The Last Chance Grade Project is a collaborative effort to study alternatives for a permanent solution to instability and roadway failure on a 3-mile segment of US Highway 101 in Del Norte County. The area in question extends from Wilson Creek to 9 miles south of Crescent City. Project Partners are considering alternatives that provide more reliable connections through the region; protect economic, environmental, and cultural resources; and reduce maintenance costs.
Crux was subcontracted by Kleinfelder to provide core drilling and sampling in difficult-to-access locations and challenging subsurface conditions. Crews drilled 11 geotechnical borings at varying inclinations, ranging in depth from 100 to 300 feet; a total 2,689 feet of drilling was completed. Seven borings were accessed by track drill rigs and four required helicopter portable drill rigs due to the steep slopes and dense underbrush. Testing and instrumentation included Standard Penetration Testing (SPT), permeability testing, pressure meter testing, suspension logging, downhole imaging, and multi-level vibrating wire piezometer (VWP) and inclinometer installations.

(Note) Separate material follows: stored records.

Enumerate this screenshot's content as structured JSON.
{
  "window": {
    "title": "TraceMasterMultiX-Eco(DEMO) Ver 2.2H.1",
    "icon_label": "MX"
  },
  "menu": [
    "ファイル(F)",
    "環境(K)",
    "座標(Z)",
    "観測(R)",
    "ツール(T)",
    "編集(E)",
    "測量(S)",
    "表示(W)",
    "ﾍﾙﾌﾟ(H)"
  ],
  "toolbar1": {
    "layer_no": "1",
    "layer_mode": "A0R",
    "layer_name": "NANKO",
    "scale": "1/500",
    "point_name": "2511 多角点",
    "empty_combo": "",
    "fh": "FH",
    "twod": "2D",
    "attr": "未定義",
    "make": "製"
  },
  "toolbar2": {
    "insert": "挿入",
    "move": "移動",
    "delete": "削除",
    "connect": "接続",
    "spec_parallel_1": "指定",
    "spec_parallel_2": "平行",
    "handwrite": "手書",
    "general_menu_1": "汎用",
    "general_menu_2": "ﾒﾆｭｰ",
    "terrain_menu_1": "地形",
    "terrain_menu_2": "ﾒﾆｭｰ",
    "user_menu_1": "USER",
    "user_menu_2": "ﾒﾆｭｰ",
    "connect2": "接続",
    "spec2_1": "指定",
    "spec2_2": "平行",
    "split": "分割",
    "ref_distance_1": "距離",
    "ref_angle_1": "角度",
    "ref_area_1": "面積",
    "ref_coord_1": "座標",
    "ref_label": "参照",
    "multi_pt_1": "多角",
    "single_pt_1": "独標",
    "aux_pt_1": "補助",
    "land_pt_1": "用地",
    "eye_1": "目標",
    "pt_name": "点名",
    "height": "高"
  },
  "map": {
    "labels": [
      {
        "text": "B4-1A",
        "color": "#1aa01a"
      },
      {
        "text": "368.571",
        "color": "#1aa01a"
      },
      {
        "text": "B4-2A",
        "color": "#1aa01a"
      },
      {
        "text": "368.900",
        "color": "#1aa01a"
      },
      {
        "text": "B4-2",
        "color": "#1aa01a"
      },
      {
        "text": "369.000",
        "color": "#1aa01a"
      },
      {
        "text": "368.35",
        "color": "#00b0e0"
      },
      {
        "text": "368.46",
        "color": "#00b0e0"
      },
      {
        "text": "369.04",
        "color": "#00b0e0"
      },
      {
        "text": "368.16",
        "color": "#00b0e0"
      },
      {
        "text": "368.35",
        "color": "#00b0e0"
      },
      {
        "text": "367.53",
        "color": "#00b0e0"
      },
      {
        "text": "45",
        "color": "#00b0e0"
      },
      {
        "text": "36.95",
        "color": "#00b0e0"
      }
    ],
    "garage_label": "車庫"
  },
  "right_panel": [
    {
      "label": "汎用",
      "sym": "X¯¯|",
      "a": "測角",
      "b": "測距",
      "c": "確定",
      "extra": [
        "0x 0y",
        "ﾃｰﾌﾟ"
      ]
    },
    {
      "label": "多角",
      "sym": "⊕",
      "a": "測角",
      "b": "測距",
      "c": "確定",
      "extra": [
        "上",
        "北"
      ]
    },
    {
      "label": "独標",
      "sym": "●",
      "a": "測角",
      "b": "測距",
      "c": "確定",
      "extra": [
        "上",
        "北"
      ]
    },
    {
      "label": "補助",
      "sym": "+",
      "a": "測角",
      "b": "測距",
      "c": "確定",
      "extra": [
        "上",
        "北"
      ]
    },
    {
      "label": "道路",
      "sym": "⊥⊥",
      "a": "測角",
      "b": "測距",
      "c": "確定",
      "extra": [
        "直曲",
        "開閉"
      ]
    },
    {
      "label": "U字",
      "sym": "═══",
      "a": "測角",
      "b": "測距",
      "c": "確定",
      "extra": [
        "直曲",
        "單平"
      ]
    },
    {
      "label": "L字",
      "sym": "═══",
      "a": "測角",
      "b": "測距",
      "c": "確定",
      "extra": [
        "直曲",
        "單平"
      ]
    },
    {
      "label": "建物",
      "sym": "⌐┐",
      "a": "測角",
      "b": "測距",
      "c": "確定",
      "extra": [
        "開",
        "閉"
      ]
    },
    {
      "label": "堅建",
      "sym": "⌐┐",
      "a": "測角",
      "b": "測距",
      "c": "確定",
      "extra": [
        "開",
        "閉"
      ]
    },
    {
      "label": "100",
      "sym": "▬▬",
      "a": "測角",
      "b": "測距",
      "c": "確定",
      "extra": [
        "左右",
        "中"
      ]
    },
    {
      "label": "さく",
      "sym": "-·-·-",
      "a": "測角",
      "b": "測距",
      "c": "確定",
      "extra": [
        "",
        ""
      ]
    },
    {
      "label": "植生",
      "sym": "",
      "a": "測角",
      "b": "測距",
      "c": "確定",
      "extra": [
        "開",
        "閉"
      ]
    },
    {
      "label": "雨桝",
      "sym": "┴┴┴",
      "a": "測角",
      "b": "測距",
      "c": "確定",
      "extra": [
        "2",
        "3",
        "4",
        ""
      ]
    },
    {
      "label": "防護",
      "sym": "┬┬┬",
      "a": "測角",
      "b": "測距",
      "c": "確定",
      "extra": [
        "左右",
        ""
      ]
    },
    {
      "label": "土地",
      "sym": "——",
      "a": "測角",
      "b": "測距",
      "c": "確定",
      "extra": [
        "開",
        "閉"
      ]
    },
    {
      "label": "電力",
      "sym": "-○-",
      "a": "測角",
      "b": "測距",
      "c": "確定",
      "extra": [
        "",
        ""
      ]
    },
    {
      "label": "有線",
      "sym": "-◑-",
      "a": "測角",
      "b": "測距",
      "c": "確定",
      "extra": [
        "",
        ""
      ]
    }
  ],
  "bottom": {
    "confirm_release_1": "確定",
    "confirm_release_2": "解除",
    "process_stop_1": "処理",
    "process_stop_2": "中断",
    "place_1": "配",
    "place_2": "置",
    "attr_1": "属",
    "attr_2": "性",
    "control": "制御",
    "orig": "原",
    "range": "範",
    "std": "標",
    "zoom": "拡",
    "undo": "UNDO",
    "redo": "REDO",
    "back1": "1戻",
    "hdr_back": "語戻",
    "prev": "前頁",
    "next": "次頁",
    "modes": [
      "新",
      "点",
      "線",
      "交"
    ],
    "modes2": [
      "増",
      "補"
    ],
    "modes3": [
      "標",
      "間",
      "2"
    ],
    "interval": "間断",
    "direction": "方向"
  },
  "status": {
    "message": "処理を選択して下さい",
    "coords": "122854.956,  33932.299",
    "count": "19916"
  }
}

All borings included in Crux’s scope were in active landslide conditions and known faults. Related drilling challenges included loss circulation zones as well as working through fractured, displaced and unstable materials. Crux developed drill fluid program and provided experienced tooling selection that aided in borehole stabilization, sample recovery, and successful completion of all borings to design depth.
Additional project challenges included poor weather and visibility, which caused delays in helicopter supported work. Crux implemented overnight security so the helicopter could be kept onsite, minimizing standby time and reducing impacts to the overall project schedule. Drilling successfully provided high-quality data to the client and was completed in a safe, efficient manner.